The frequency-voltage converter of this embodiment has the following effects.

(1) If the cycle becomes long (frequency becomes low) even in the middle of one cycle of the frequency signal, the counter value is output from that point, so a value close to the true value without waiting for one cycle Can be obtained.

(2) Forming a pulse of constant width based on the frequency signal,
Unlike the conventional method of averaging with a low-pass filter, RO
Low frequency (long cycle) because the data conversion circuit 17 consisting of M obtains digital voltage corresponding to the cycle.
Can also be measured.

(3) When the cycle of the frequency signal becomes long, the frequency of the input clock of the counter 7 automatically lowers. Therefore, the counter 7 is prevented from overflowing, and the increase in the ROM capacity of the data conversion circuit 17 is suppressed to measure a wide range. It can be carried out.

[Modification] The present invention is not limited to the above-described embodiments, and the following modifications are possible, for example.

(1) V = (1 /
It may be configured by an arithmetic circuit that performs the operation of T).

(2) The data obtained on the common output line 16 or the output data of the data conversion circuit 17 may be written in the storage device.

(3) The counter 7 may be reset at the trailing edge (falling edge) of the frequency signal pulse shown in FIG. 2 (B) and the clock may be supplied to the latch circuit 9.

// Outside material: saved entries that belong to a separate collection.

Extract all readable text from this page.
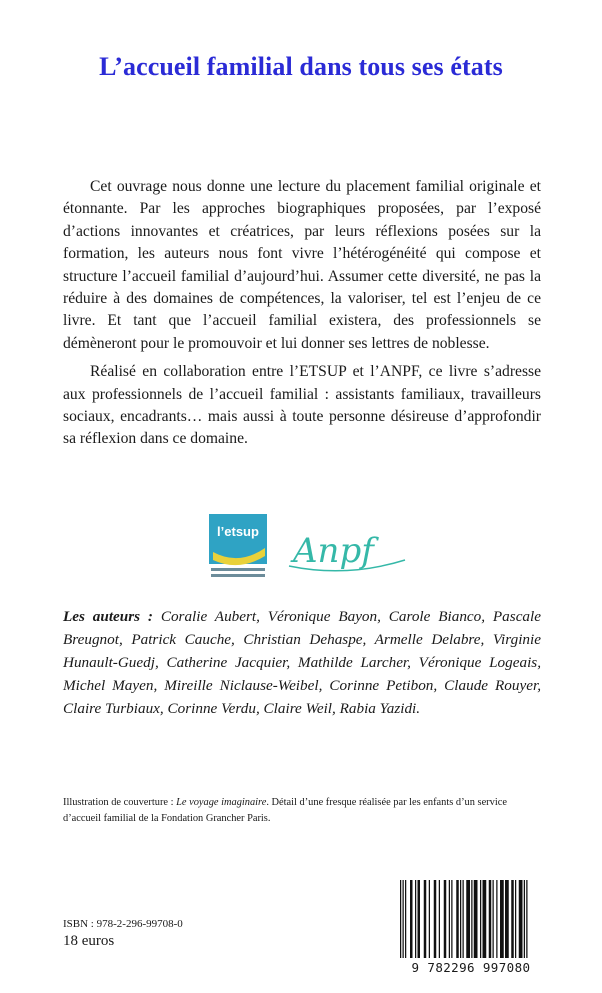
L’accueil familial dans tous ses états

Cet ouvrage nous donne une lecture du placement familial originale et étonnante. Par les approches biographiques proposées, par l’exposé d’actions innovantes et créatrices, par leurs réflexions posées sur la formation, les auteurs nous font vivre l’hétérogénéité qui compose et structure l’accueil familial d’aujourd’hui. Assumer cette diversité, ne pas la réduire à des domaines de compétences, la valoriser, tel est l’enjeu de ce livre. Et tant que l’accueil familial existera, des professionnels se démèneront pour le promouvoir et lui donner ses lettres de noblesse.

Réalisé en collaboration entre l’ETSUP et l’ANPF, ce livre s’adresse aux professionnels de l’accueil familial : assistants familiaux, travailleurs sociaux, encadrants… mais aussi à toute personne désireuse d’approfondir sa réflexion dans ce domaine.

l’etsup Anpf
Les auteurs : Coralie Aubert, Véronique Bayon, Carole Bianco, Pascale Breugnot, Patrick Cauche, Christian Dehaspe, Armelle Delabre, Virginie Hunault-Guedj, Catherine Jacquier, Mathilde Larcher, Véronique Logeais, Michel Mayen, Mireille Niclause-Weibel, Corinne Petibon, Claude Rouyer, Claire Turbiaux, Corinne Verdu, Claire Weil, Rabia Yazidi.
Illustration de couverture : Le voyage imaginaire. Détail d’une fresque réalisée par les enfants d’un service d’accueil familial de la Fondation Grancher Paris.
ISBN : 978-2-296-99708-0
18 euros
9 782296 997080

(4) A circuit that forms a narrow pulse (trigger pulse) may be added to the output stage of the waveform shaping circuit 2. Further, when a rectangular wave is input, the waveform shaping circuit 2 can be omitted.

[Effects of the Invention] As described above, according to the present invention, data close to a true change in the frequency of a frequency signal can be obtained with good responsiveness.

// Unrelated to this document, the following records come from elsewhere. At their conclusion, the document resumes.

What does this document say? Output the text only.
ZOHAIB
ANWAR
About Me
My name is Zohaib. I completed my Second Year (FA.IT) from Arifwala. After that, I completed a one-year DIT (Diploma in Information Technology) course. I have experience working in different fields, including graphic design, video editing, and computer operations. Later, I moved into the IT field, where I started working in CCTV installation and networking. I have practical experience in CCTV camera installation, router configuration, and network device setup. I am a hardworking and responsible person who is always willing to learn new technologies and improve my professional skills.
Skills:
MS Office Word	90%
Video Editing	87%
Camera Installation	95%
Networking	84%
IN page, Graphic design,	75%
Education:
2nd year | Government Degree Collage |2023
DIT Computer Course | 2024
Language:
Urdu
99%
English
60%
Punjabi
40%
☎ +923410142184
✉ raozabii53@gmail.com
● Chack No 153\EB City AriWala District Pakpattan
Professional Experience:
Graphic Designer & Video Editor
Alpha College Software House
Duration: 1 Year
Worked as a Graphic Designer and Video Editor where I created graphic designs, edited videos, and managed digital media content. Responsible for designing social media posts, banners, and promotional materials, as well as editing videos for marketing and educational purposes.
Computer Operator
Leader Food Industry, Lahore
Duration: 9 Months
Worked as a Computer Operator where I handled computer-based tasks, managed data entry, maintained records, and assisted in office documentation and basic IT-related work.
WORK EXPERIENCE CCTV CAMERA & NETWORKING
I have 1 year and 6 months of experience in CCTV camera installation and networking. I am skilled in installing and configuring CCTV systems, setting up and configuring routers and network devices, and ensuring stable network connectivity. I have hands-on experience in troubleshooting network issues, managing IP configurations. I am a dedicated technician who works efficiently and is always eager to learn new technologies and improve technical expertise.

Further, according to the second aspect, by changing the frequency of the input clock of the counter, the frequency-voltage conversion in the low frequency region becomes possible.

[Brief description of drawings]

FIG. 1 is a block diagram showing a frequency-voltage converter according to an embodiment of the present invention, and FIG. 2 is a diagram schematically showing a state of each part of FIG. DESCRIPTION OF SYMBOLS 1 ... Input terminal, 2 ... Waveform shaping circuit, 3 ... Oscillator, 4 ... Divider, 5 ... Multiplexer, 8 ... Counter, 11 ... Data combining circuit, 12 ... First data selection circuit, 13 ... Second data Selection circuit, 14 ... Comparison circuit, 15 ... Selection control circuit, 16 ... Common output line, 17 ... Data conversion circuit, 18 ... Digital
Analog converter.

Claims (2)

[Claims] 1. An input terminal for inputting a frequency signal to be converted into a voltage, a clock signal generating circuit for generating a clock signal having a frequency higher than the frequency signal, and a counting input terminal for the clock signal generating circuit. Connected,
A counter having a reset terminal associated with the input terminal so as to be reset every cycle of the frequency signal, and a clock count output obtained from the counter at the end time or start time of each cycle of the frequency signal. A latch circuit for latching, comparing a counter output value obtained at any time from the counter with a latch output value obtained from the latch circuit,
A data synthesizing circuit that selects and outputs the latch output value when the counter output value is smaller than the latch output value, and selects and outputs the counter output value when the counter output value is larger than the latch output value. And a data conversion circuit for converting an output value corresponding to the cycle of the frequency signal obtained from the data synthesizing circuit into a digital voltage value corresponding to the frequency. 2. The clock signal generating circuit is a variable clock signal generating circuit, wherein: an oscillator; a frequency divider that divides an output of the oscillator to generate a frequency-divided output of a plurality of stages; And a control circuit for controlling the multiplexer so as to reduce the frequency of the input clock of the counter in response to the output value of the counter exceeding a predetermined value. The frequency-voltage converter according to claim 1, which is characterized in that.